WAL is a pattern from the database world (SQLite, PostgreSQL). The idea: write the intention TO A JOURNAL before executing. If the process crashes — on next launch, read the journal and understand what was interrupted.

type WalEntry = {
  id: string;
  operation: "rebase" | "merge" | "cherry-pick" | "reset";
  steps: WalStep[];
  currentStep: number;
  status: "in_progress" | "completed" | "failed";
  rollbackInfo: RollbackData;
};

type WalStep = {
  command: string[];
  preState: GitState;
  postState?: GitState;
};

Operation lifecycle

  1. Write to WAL — before the first git command. Save: operation type, step list, current HEAD, working tree
  2. Execute steps — each step records postState after success
  3. Completion — mark the entry as completed, clean up
  4. Failure — entry stays in_progress. On next launch RecoveryManager picks it up

RecoveryManager

On application start — first thing, check the WAL:

class RecoveryManager {
  async checkOnStartup(): Promise<RecoveryAction | null> {
    const pending = await this.wal.getPendingEntries();
    if (pending.length === 0) return null;

    const entry = pending[0];
    const lastCompleted = entry.steps.findIndex(s => !s.postState);

    return {
      entry,
      lastCompletedStep: lastCompleted - 1,
      canContinue: this.isResumable(entry),
      canRollback: true,
    };
  }
}

The user sees a dialog: "Unfinished rebase operation detected (step 7 of 12). Continue or rollback?"

5 layers of protection

WAL is one of five layers. The full architecture:

  1. Auto-reflog — before any dangerous operation, save the ref to reflog with a label
  2. Auto-stash — if there are unsaved changes, stash before the operation, pop after
  3. WAL journal — atomic operation recording
  4. RecoveryManager — crash recovery
  5. Snapshot undo — UI level: every action can be undone via Ctrl+Z

Each layer works independently.

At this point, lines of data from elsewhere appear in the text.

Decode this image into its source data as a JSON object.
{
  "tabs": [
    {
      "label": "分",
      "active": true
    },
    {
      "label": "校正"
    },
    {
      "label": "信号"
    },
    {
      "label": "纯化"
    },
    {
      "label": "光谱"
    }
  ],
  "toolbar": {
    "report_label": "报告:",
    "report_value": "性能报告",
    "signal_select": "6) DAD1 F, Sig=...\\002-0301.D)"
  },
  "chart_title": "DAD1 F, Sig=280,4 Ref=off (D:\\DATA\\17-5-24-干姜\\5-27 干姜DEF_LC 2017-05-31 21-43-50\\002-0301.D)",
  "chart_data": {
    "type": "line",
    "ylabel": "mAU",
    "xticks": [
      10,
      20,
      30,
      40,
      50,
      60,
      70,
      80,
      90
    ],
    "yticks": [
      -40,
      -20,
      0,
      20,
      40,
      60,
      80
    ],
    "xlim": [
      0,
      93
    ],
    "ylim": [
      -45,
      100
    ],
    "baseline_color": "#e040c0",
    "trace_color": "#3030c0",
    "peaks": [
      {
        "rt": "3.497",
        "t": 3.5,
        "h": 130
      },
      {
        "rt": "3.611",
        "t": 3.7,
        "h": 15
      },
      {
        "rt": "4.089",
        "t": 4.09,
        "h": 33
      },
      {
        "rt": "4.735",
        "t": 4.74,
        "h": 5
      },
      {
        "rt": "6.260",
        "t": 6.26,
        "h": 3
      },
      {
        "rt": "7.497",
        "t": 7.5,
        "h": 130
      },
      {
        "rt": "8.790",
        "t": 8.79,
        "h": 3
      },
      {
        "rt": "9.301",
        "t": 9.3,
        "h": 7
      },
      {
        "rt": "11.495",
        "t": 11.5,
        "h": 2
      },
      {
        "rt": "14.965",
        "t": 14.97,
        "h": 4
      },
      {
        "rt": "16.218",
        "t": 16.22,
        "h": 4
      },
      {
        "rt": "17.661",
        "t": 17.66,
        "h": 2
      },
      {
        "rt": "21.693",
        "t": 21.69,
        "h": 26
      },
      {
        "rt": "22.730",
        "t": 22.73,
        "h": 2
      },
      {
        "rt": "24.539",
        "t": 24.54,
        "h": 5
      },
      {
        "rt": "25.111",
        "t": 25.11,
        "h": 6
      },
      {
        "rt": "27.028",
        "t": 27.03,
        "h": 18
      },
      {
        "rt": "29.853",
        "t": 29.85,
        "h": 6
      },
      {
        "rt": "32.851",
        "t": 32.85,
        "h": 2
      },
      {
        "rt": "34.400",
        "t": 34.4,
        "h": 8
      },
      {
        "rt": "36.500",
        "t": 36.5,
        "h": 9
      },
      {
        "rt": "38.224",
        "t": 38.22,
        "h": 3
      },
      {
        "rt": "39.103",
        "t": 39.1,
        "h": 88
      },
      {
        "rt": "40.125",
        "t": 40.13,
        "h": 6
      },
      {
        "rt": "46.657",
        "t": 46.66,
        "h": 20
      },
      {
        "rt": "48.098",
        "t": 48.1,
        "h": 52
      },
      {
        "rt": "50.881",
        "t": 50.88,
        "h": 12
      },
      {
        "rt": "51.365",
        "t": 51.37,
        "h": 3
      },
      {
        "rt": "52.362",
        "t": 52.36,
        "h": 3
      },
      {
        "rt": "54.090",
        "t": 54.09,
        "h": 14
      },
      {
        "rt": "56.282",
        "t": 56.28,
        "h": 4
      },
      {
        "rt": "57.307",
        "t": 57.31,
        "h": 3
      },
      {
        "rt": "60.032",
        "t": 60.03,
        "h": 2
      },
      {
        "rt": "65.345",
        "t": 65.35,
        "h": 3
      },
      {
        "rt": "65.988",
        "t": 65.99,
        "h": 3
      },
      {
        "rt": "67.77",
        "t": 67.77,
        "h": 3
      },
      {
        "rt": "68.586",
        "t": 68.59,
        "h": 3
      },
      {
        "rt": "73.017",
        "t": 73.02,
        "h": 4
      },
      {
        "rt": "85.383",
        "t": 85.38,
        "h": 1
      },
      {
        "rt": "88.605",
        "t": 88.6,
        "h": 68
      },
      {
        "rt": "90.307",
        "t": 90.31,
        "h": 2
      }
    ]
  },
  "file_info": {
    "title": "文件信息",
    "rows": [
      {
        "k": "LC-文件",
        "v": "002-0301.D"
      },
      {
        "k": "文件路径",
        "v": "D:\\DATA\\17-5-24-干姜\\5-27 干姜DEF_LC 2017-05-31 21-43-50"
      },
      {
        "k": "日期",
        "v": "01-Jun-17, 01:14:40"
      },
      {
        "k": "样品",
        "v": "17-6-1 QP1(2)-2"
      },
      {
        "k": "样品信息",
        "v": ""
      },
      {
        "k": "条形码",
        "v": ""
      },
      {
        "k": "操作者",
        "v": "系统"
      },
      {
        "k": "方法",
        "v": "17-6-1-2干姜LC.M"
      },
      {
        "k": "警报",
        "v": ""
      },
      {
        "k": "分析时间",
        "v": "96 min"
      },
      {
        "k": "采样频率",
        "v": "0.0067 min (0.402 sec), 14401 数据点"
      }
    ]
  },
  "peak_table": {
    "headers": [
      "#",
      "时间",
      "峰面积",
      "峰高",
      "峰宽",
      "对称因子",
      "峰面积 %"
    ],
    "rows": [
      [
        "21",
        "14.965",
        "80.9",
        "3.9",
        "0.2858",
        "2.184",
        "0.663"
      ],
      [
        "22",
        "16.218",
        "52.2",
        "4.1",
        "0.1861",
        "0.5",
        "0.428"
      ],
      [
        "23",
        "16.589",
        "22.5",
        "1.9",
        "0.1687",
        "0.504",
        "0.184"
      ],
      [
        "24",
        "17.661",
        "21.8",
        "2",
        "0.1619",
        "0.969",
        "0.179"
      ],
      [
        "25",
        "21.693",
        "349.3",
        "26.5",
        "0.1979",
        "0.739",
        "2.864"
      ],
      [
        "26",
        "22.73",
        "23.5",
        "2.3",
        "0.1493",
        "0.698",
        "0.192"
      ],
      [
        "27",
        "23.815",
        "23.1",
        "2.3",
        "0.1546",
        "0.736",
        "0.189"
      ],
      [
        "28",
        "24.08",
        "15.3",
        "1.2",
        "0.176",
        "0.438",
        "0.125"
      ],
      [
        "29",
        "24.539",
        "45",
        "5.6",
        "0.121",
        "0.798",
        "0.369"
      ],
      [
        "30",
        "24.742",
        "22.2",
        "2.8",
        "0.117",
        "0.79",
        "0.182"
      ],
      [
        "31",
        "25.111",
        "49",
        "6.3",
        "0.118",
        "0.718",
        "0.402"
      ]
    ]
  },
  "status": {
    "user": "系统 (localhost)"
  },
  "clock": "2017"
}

Even if the WAL itself is corrupted — auto-reflog allows manual state recovery via git reflog.

Storage format

The WAL is stored as a JSON file in ~/.gitbor/wal/. One file per operation. Operation files older than 7 days are cleaned automatically. The format is human-readable — in an emergency it can be parsed manually.

Result

Over 4 months of testing — zero data loss during simulated crashes. Including:

  • Kill -9 of the process during rebase
  • Power cut (VM) during merge
  • Segfault in a native module during cherry-pick

Every time RecoveryManager correctly picked up and offered recovery.